BOSTON — U.S. District Judge George O'Toole Jr. is presiding over the trial of Boston Marathon bombing suspect Dzhokhar Tsarnaev. O'Toole has handled several high-profile trials since he became a federal judge two decades ago. Here are some things to know about him:
Born in 1947 in Worcester, Massachusetts, now 67. Graduated from Boston College, 1969; Harvard Law School, 1972. Partner at Boston law firm until appointment to Boston Municipal Court, 1982. Appointed by Gov. Michael Dukakis to be a judge in Superior Court, 1990. Nominated to the federal bench in 1995 by President Bill Clinton.
O'Toole presided at the 2012 trial of Tarek Mehanna, a Massachusetts man convicted of conspiring to help al-Qaida. He sentenced Mehanna to 17½ years in prison.
He also presided over a civil case brought by crime writer Patricia Cornwell against her former financial adviser.

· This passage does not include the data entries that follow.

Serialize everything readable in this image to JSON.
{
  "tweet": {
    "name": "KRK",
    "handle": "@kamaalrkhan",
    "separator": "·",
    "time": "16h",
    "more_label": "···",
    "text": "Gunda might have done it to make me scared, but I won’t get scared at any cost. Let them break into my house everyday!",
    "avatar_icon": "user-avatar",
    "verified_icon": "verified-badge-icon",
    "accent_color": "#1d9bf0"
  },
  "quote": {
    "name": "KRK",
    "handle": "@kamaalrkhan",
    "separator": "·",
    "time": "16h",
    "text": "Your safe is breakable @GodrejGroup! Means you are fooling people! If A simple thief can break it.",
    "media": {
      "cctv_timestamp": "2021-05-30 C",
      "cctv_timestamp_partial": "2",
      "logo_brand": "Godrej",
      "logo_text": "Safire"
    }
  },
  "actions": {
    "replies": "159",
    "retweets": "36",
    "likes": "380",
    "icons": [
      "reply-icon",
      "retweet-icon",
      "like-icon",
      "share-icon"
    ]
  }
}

In 2004, O'Toole rejected a request from civil rights groups to stop allowing security officials to search the bags of bus and subway passengers traveling near the Democratic National Convention in Boston. O'Toole said the searches were a response to a genuine security concern and the intrusion on passengers was limited. Civil rights groups had argued that the inspections were unconstitutionally intrusive and violated personal privacy rights.
In 2002, O'Toole ordered United Airlines to give a deaf airline mechanic a job offer and pay him at least $320,000 in damages and lost wages, finding that United acted in "bad faith" when it argued the man could not perform the critical duties of a line mechanic and expressed concern for his safety on a busy airport tarmac.
O'Toole is known for his businesslike, straight-to-the-point manner. He is a man of few words on the bench and does not allow lawyers to ramble. He is known for keeping hearings brief and his written rulings short. When Tsarnaev's lawyers asked to suspend jury selection for at least a month because of the potential impact of the recent terror attacks in Paris, O'Toole rejected the request without holding a hearing, saying he remains convinced a fair and impartial jury can be chosen.